Never in my life, outside of a mattress (and this mirror that was made in my dreams from IKEA), have I sung the praises of a piece of furniture. But when my boyfriend and I moved into a bigger apartment, with the space for a sectional, this couch from Amazon’s in-house brand Rivet fit the bill, and then some.
My biggest complaint of couches is that I love to stretch my legs out because I have a bad knee (shoutout to torn ACL’s), which isn’t exactly possible on a non-sectional couch when there’s more than one person in it. This Rivet sofa allowed my boyfriend and I the freedom to have a sectional that was about the same length as our old couch, but with a chaise that we can rearrange, depending on how we wanted to section out our living room.

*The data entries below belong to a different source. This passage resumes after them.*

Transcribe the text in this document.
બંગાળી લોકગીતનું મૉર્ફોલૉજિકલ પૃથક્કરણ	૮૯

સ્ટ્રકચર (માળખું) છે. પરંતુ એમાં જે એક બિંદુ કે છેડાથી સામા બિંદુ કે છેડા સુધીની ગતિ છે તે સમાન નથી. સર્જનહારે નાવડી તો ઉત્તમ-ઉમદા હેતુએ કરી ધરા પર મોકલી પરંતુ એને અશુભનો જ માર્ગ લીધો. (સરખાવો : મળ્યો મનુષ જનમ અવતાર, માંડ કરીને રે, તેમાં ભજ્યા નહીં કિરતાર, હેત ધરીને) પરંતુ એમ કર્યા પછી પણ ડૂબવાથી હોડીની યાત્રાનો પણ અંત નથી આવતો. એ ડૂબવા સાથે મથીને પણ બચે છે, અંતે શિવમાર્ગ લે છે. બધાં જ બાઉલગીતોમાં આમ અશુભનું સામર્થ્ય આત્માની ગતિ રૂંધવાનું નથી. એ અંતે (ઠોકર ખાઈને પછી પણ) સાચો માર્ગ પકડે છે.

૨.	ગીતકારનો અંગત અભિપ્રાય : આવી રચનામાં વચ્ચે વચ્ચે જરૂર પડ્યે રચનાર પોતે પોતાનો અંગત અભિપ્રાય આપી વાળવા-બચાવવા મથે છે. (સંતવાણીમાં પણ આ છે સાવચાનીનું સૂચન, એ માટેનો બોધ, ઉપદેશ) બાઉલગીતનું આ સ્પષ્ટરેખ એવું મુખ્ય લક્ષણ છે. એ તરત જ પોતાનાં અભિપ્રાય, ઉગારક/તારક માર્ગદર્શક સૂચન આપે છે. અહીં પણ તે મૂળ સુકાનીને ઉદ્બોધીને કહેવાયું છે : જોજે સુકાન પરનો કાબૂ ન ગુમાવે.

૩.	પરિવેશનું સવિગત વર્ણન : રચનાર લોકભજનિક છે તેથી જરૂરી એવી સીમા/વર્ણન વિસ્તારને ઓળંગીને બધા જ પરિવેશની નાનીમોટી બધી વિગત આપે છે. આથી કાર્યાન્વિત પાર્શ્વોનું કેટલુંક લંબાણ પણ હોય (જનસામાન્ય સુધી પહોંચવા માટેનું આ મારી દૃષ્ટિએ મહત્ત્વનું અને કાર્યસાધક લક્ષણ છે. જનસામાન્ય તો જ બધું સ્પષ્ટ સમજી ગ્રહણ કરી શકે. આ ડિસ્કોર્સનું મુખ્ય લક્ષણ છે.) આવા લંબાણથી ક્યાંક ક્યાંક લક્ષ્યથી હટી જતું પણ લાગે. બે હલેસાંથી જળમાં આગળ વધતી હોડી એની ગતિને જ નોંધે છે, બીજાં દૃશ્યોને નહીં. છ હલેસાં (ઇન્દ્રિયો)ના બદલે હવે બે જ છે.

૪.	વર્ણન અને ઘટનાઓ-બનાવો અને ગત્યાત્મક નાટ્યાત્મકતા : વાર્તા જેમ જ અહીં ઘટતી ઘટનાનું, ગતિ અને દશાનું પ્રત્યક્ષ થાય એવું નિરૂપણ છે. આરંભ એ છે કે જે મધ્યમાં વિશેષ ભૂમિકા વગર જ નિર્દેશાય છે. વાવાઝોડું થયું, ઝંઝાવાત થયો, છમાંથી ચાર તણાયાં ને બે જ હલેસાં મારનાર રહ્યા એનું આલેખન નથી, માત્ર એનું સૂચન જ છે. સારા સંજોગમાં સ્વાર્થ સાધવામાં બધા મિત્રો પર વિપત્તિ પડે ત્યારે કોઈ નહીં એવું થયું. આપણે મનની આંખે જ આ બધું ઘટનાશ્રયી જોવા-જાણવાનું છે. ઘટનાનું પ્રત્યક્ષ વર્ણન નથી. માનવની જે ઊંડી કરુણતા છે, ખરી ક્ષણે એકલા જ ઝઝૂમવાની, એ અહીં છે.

What’s obviously the best part of this couch is that the chaise section is movable. It’s basically a free-floating ottoman that a longer couch cushion sits on top of and keeps in place. Some buyers noted that when you sat on the couch without stretching your legs out, the cushion would pop up. It did at first for me, but after some breaking in, it laid flat. If you’re worried about it, pick up some adhesive velcro to help stick it down.
I would say the only real downside is that the cushion covers aren’t meant to be removed and you also can’t flip them over. It makes keeping it clean a bit of a chore. We toss a blanket on top of the cushions when our dog decides to chew his antler while watching TV with us. Other than that, this 80" couch is basically an apartment-dweller’s dream.
The couch also basically comes assembled; all you need to do is screw the legs on. Plus, with a Prime Membership you can schedule your delivery (rather than free 2-day shipping) for a day that you’ll be home, and opt to have them bring it into whatever room you want, even a 3rd floor walk-up like in my case.
The price point is comparable to IKEA, which I feel like most people will inevitably compare Amazon’s furniture to, but it feels much more like Real Adult Furniture and less like adult LEGO’s. That means you can maybe convince your friends that you have your shit together, even if you did just order everything you can think of from Amazon, including your furniture.